The final raw data obtained using this method is:

  • Two OD points, one at n1 hours, and one at n1+n2 hours. Where:
    • n1: The amount of time between the dilution of the overnight culture and the first fluorescence measurement.
    • n1+n2: The amount of time between the dilution of the overnight culture and the final fluorescence measurement.
  • The continuous measurement of fluorescence with one fluorescence data point every m minutes


  1. Selected genes to be reported are incubated overnight in an LB liquid culture at 37oC and 180-200rpm. This makes sure they are fresh in the morning. Positive and negative controls are also needed.
  2. The OD600 of each liquid culture and all diluted to the same OD600 ["OD at 0 hours"] and incubated for n1 hours.
  3. Measurement of OD at n1 hours: For each used well in the 96-well plate:
    • Take 200uL from the liquid (make sure you pipette this step well) and put it in a cuvette to read the OD600.
    • Note down the OD600 ["OD at n1 hours"], then take the liquid in the cuvette and put it in the right place in the 96-well plate.
  4. Measurement of fluorescence:
    • Take the 96-well plate, and directly culture it and perform reads directly in the Eliza reader for n2 hours. Measurement is done every m minutes.
  5. Measurement of OD at n1+n2 hours: For each used well in the 96-well plate:
    • Take the liquid from the well and put it in the cuvette to measure the OD ["OD at n1+n2 hours"].

Speedy switch testing protocol

The parameters have a range because we performed the testing with a different parameters.

  1. Overnight liquid culture is diluted to OD600 of 0.1, theophylline is added at concentrations ranging from 0.01mM to 20mM, and the mix incubated for 2-2.5 hours.
  2. Continuous measurement of fluorescence with the excitation/emission wavelengths 488/511nm for 2 hours, with one fluorescence data point every 2 minutes.

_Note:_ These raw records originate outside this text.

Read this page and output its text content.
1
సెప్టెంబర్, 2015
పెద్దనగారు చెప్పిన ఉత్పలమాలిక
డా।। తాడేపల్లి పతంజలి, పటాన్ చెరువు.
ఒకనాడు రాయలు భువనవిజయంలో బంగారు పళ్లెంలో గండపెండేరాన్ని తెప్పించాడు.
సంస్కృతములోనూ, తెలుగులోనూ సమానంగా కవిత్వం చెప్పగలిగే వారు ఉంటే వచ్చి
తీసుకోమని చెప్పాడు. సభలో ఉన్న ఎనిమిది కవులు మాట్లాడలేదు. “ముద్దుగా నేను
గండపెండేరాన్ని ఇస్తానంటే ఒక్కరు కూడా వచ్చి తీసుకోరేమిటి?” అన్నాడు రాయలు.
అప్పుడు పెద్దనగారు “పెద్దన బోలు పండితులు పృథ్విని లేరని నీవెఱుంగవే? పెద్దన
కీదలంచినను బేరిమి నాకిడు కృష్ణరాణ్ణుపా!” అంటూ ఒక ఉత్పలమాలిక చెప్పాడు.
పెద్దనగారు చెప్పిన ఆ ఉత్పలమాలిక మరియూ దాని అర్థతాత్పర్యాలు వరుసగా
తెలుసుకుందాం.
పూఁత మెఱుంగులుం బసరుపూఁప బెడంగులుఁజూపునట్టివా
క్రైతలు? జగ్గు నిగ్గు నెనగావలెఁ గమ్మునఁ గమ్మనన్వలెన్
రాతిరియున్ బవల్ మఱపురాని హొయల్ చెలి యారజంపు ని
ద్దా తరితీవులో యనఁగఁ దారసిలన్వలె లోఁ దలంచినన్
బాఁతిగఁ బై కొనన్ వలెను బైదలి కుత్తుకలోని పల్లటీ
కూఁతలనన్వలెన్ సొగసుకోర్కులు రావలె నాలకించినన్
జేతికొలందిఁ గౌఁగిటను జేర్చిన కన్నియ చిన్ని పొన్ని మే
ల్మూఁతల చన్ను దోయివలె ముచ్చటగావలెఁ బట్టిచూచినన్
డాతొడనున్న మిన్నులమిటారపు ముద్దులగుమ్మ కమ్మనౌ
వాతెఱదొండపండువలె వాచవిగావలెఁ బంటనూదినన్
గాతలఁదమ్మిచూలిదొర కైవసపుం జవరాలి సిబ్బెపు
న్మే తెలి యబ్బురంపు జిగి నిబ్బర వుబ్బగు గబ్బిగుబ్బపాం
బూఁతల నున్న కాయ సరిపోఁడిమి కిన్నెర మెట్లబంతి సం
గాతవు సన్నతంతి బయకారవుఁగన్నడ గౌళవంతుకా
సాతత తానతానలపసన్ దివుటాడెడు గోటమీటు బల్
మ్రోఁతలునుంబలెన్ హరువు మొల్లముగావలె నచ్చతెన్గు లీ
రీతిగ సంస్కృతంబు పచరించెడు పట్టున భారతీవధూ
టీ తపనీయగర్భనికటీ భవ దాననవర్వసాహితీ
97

Speedy protein degrader testing protocol

  1. Overnight LB liquid culture is diluted to OD600 of 0.1 and incubated for 1-2 hours.
  2. After the short incubation, the medium is changed from LB to ABT (AB medium+2.5ug/uL Thiamine) by:
    • Centifuging the liquid culture in an Eppendorf at 13200rpm for 1 min (same as plasmid extraction) to obtain the pellet.
    • The LB is removed; the pellet washed with ABT medium which is then removed.
    • The pellet is resuspended in pre-heated 37oC ABT medium, then shaken for a minute to make sure it's mixed.
  3. Continuous measurement of fluorescence for 1-2 hours, with one fluorescence data point every 2 minutes. Excitation/emission wavelengths:
    • CFP: 439/476nm (obtained from BBa_E0022)
    • GFP: 488/511nm (obtained from [citation] since the values from BBa_E0040 were too close for our machine.)
    • RFP: 584/607nm (obtained from BBa_E1010)
    • YFP: 510/527nm (based off BBa_E0032, but modified so our machine is able to read it.)